MATHIAS CORMANN: This is a statement of fact though. We’ve laid out our plan to reduce the unsustainable spending growth trajectory that Labor left behind. If we were not able to reduce spending growth and if we continue to stay on an unsustainable debt growth trajectory, obviously at some point that will have to be paid back. Essentially if we stay on a spending growth trajectory that takes us to 26.5 per cent as a share of GDP when tax revenue on average over the last twenty years was 22.4 per cent as a share of GDP and you don’t want to balance the books by reducing spending, then the only alternative to balance the books is to increase taxes. Again, what is Bill Shorten’s plan? Is he planning to increase taxes in order to make up for Labor’s unsustainable spending growth trajectory?
BARRIE CASSIDY: And just finally Martin Parkinson, the Treasury Secretary’s said you should have put the tax issues, some tax issues in the mix this time around. We got it wrong, was the headline in the Fin. Do you now regret that you didn’t say more about potential tax reform down the track and certainly tax reform that might impact on wealthier people?
MATHIAS CORMANN: I don’t agree with him that we got it wrong.
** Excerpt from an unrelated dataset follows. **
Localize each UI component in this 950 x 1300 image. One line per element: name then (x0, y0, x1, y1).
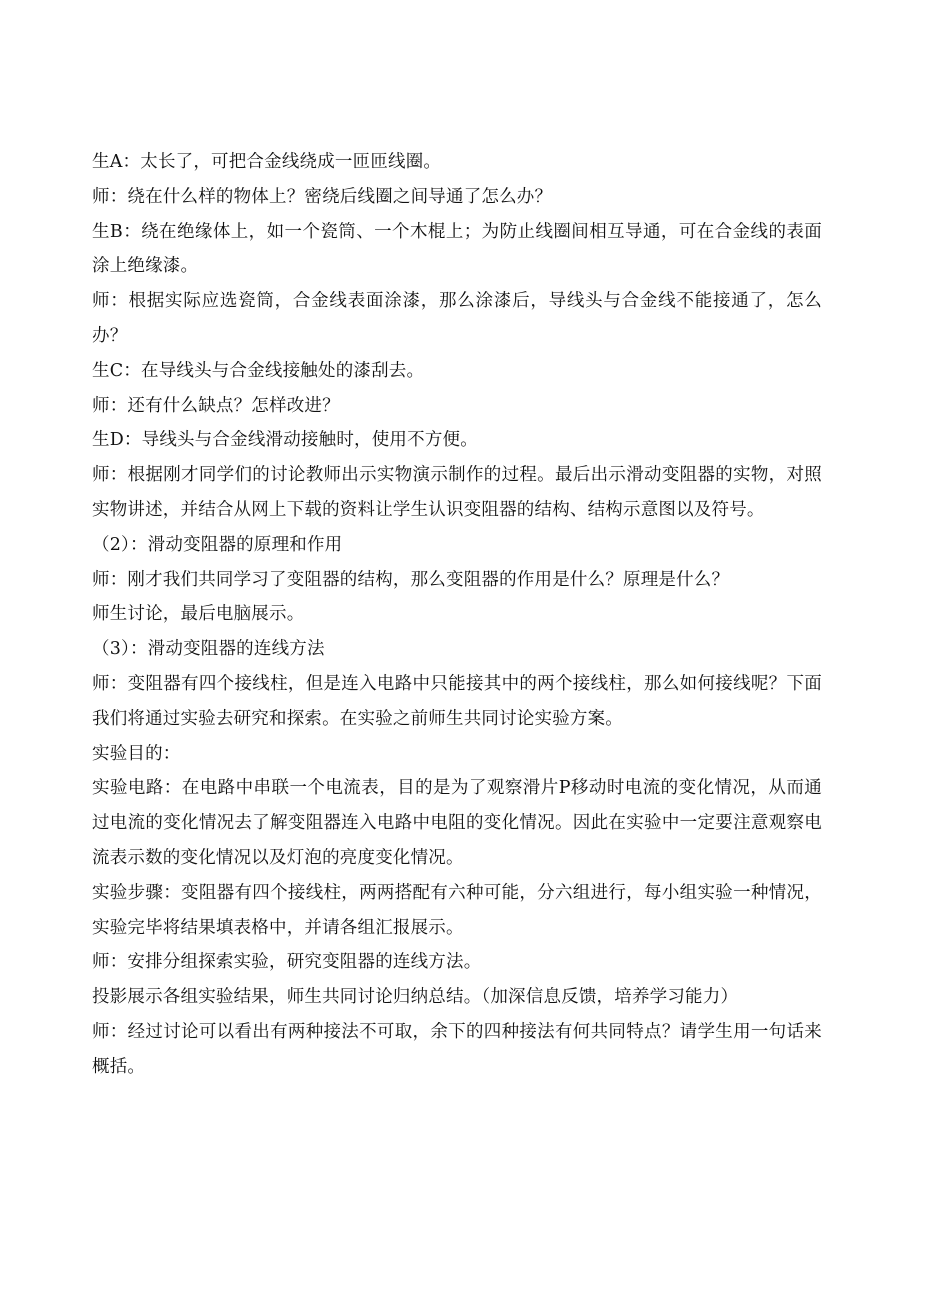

We are dealing with tax reform as we said we would in the lead up to the last election through the tax reform white paper. In the meantime, we are doing exactly what we said we would do before the election and that is repeal the carbon tax, the carbon tax is gone, repeal the mining tax, we are quietly hopeful that we’ll be able to get rid of this bad tax soon and we’ll be reducing company tax by 1.5 per cent from 1 July 2015.
BARRIE CASSIDY: Minister, thanks for your time this morning.
MATHIAS CORMANN: Always good to talk to you.